Web Design
For a number of years, mainly during high school, I worked on and off as a freelance web designer. I got into it as a throwaway vocation while poking around online—a basic knowledge of HTML seemed like a valuable thing to have—and ended up interested enough that I kept at it, eventually doing it for pay. I’d pick up work doing small sites for local businesses, via word-of-mouth referrals or occasional advertising through Craigslist or the like. I didn’t work very much, but because I was a high school student with no real expenses, everything I made was cash in my pocket, and I could essentially pick up and put down the business as I pleased; there were times when I literally thought, “I could use some cash,” and sought out work to fill my pockets.
Toward the end of 2005, I came to terms with the grim realities that (1) The general practice of web design had largely lost its allure, and (2) I had never been a very good designer. (I was a competent coder and a conscientious one, which put me ahead of many of the page-butchers out there, but in the aesthetic sense of design, I had no training and no talent other than trial and error.) So I decided to give it up. Nowadays I only get involved with design for the purpose of specific personal projects; my single active site is run through WordPress, which requires little backend involvement on my part.
Below are some of the sites I worked on from start to finish. Nothing is linked that I didn’t create 100% on my own (except where otherwise stated), and at least one complete site is omitted that I’m so ashamed of I’d like to retcon it from my portfolio.

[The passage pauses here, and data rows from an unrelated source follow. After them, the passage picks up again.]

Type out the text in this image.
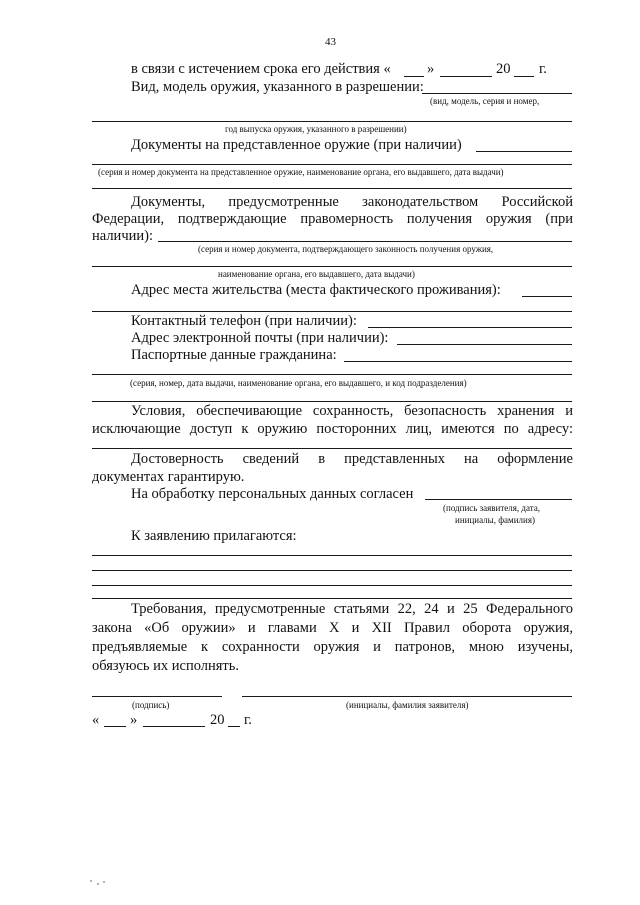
43
в связи с истечением срока его действия «	»	20 г.
Вид, модель оружия, указанного в разрешении:
(вид, модель, серия и номер,
год выпуска оружия, указанного в разрешении)
Документы на представленное оружие (при наличии)
(серия и номер документа на представленное оружие, наименование органа, его выдавшего, дата выдачи)
Документы, предусмотренные законодательством Российской
Федерации, подтверждающие правомерность получения оружия (при
наличии):
(серия и номер документа, подтверждающего законность получения оружия,
наименование органа, его выдавшего, дата выдачи)
Адрес места жительства (места фактического проживания):
Контактный телефон (при наличии):
Адрес электронной почты (при наличии):
Паспортные данные гражданина:
(серия, номер, дата выдачи, наименование органа, его выдавшего, и код подразделения)
Условия, обеспечивающие сохранность, безопасность хранения и
исключающие доступ к оружию посторонних лиц, имеются по адресу:
Достоверность сведений в представленных на оформление
документах гарантирую.
На обработку персональных данных согласен
(подпись заявителя, дата,
инициалы, фамилия)
К заявлению прилагаются:
Требования, предусмотренные статьями 22, 24 и 25 Федерального
закона «Об оружии» и главами X и XII Правил оборота оружия,
предъявляемые к сохранности оружия и патронов, мною изучены,
обязуюсь их исполнять.
(подпись)	(инициалы, фамилия заявителя)
« »	20 г.
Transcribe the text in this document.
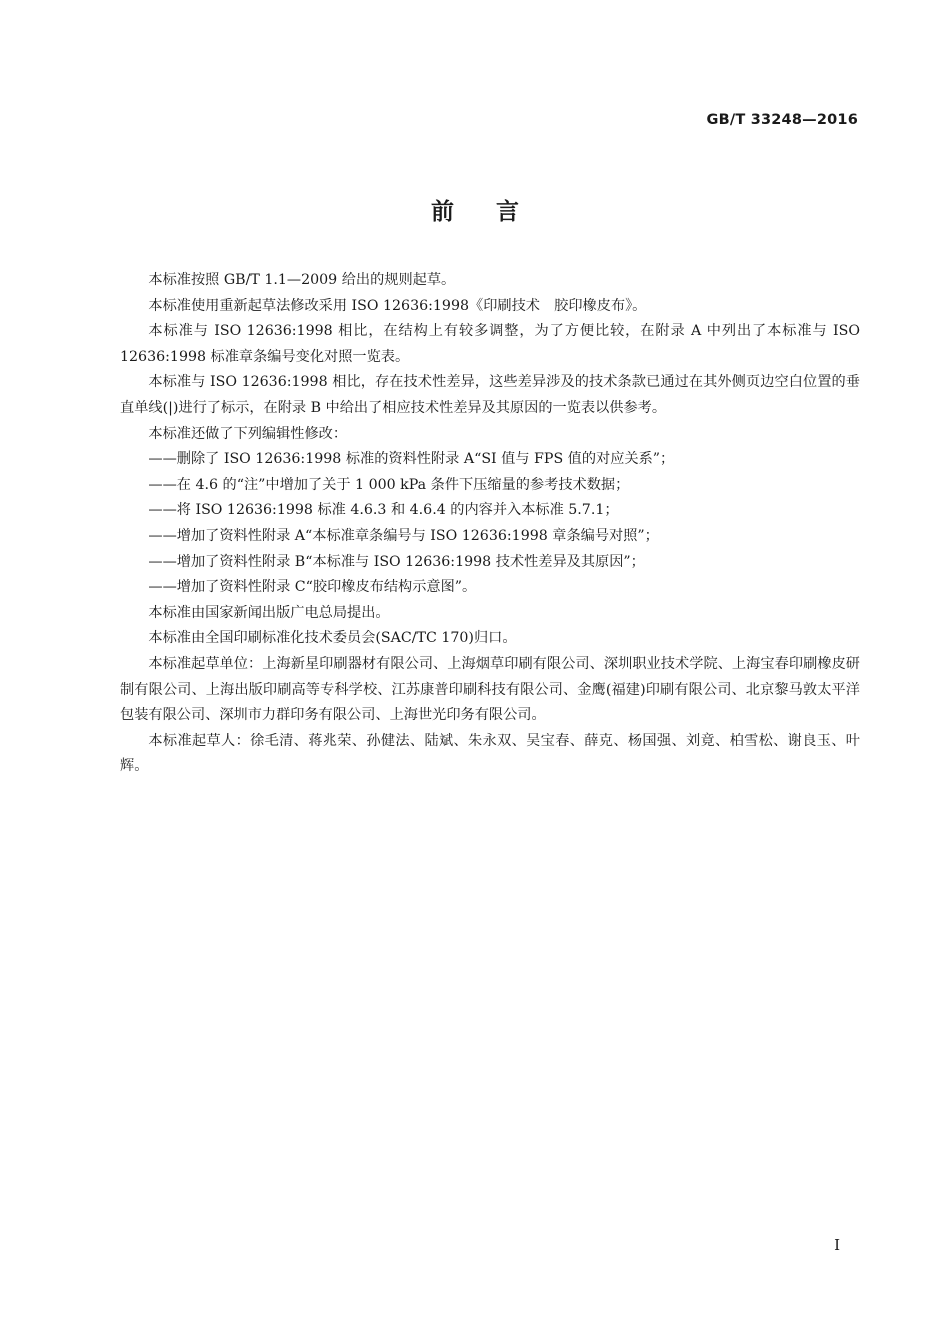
GB/T 33248—2016
前言

本标准按照 GB/T 1.1—2009 给出的规则起草。

本标准使用重新起草法修改采用 ISO 12636:1998《印刷技术　胶印橡皮布》。

本标准与 ISO 12636:1998 相比，在结构上有较多调整，为了方便比较，在附录 A 中列出了本标准与 ISO 12636:1998 标准章条编号变化对照一览表。

本标准与 ISO 12636:1998 相比，存在技术性差异，这些差异涉及的技术条款已通过在其外侧页边空白位置的垂直单线(|)进行了标示，在附录 B 中给出了相应技术性差异及其原因的一览表以供参考。

本标准还做了下列编辑性修改：

——删除了 ISO 12636:1998 标准的资料性附录 A“SI 值与 FPS 值的对应关系”；

——在 4.6 的“注”中增加了关于 1 000 kPa 条件下压缩量的参考技术数据；

——将 ISO 12636:1998 标准 4.6.3 和 4.6.4 的内容并入本标准 5.7.1；

——增加了资料性附录 A“本标准章条编号与 ISO 12636:1998 章条编号对照”；

——增加了资料性附录 B“本标准与 ISO 12636:1998 技术性差异及其原因”；

——增加了资料性附录 C“胶印橡皮布结构示意图”。

本标准由国家新闻出版广电总局提出。

本标准由全国印刷标准化技术委员会(SAC/TC 170)归口。

本标准起草单位：上海新星印刷器材有限公司、上海烟草印刷有限公司、深圳职业技术学院、上海宝春印刷橡皮研制有限公司、上海出版印刷高等专科学校、江苏康普印刷科技有限公司、金鹰(福建)印刷有限公司、北京黎马敦太平洋包装有限公司、深圳市力群印务有限公司、上海世光印务有限公司。

本标准起草人：徐毛清、蒋兆荣、孙健法、陆斌、朱永双、吴宝春、薛克、杨国强、刘竟、柏雪松、谢良玉、叶辉。

I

All of my work, incidentally, is standards-correct (though toward the end, not zealously so; I eventually came to terms with the fact that standards were a tool, not a religious practice), valid (X)HTML with CSS used for all positioning. No tables to be found; this was actually an easy accomplishment for me, because I entered the field after the standards movement was widespread, so there was never a tables-to-CSS shift to weather. I hand-code in BBEdit or more recently TextMate, plus Photoshop for graphics, Adobe fonts, Transmit for FTP, Textile for encoding web text, and a few other toys. I habitually use PHPwebhosting.com for hosting, an excellent small-to-moderate-scale host with a dead-low cemented rate and every feature I’ve ever wanted.
Websites
- BerkeleyHigh.org: A community website for my high school, which I ran for three years and is now run by the third generation of current students.

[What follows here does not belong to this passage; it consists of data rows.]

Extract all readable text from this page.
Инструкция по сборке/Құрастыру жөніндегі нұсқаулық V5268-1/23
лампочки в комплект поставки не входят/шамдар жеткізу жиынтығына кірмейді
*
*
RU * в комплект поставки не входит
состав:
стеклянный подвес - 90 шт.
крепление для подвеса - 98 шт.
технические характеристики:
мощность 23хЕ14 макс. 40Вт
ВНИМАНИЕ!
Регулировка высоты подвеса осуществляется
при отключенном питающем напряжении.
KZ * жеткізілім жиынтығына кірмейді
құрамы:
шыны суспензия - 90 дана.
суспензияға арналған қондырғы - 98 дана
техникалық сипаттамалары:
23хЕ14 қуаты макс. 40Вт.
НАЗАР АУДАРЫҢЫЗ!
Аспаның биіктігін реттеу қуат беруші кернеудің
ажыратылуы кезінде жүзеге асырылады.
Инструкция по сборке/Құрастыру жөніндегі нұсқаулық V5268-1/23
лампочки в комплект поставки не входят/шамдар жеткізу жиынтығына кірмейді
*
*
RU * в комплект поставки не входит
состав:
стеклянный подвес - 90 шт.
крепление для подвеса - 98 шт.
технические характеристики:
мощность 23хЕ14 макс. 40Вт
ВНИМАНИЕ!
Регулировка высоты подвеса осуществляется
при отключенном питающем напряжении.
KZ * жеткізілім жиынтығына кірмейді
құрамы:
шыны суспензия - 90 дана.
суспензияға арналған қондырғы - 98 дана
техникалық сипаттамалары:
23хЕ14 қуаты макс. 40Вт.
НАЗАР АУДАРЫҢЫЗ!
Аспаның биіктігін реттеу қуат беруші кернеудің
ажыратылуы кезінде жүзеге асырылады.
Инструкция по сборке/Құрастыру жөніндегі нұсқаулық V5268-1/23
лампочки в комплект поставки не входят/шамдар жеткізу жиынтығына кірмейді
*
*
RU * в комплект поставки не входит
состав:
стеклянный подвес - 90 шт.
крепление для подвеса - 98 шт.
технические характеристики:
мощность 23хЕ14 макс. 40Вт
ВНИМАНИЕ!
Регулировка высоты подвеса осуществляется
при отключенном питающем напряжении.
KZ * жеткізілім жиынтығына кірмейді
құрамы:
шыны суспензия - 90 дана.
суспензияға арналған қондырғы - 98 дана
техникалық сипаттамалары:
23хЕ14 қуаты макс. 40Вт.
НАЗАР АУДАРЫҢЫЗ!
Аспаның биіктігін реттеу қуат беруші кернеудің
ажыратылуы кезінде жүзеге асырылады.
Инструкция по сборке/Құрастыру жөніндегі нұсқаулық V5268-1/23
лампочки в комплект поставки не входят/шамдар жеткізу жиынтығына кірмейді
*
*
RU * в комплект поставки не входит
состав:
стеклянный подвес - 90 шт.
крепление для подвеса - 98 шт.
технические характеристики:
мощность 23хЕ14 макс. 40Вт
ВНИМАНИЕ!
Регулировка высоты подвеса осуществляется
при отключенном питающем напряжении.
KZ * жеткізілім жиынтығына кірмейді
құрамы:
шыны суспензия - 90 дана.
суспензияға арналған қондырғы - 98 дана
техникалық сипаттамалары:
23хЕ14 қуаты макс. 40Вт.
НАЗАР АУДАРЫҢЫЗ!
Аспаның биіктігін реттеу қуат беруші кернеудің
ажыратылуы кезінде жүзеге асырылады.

- UseofForce.us: An informational site describing self-defense legislation in the US. Design is simply an adaptation of aseb.org (below).
- ASEB.org: A contract job for a local adult services center, Alzheimer’s Services of the East Bay.
- AdultDayCC.org: A contract job for a local adult services center, Adult Day Services of Contra Costa.
- cyberbob.subnova.com: A one-page site for Cyberbob of Subnova. It’s his design; I coded it on the condition that I could reuse it for myself in the future (which I have not yet done). Looks like it’s down at the moment.
- EldercareColumn.com: A contract job for a local elder care columnist—and my mother—Mary B. Moorhead. [Update: This was later reworked using the HostBaby template below.]
- Hostbaby design submission: A submission for an open template design request by HostBaby, which was turned down. One of several attempts; this was my last and best.
- PutCupsonyourEars.com: A mostly humorous website meant to share the joys of ear-cupping. That’s me in the intro to the rap.
- EMSBasics.com: An educational website I write intended for EMS professionals. I had little involvement with the design; it’s actually a WordPress template (Mocha) with minor modifications.
- HEARTSafe Community: A simple informational site for the HEARTSafe Communities program.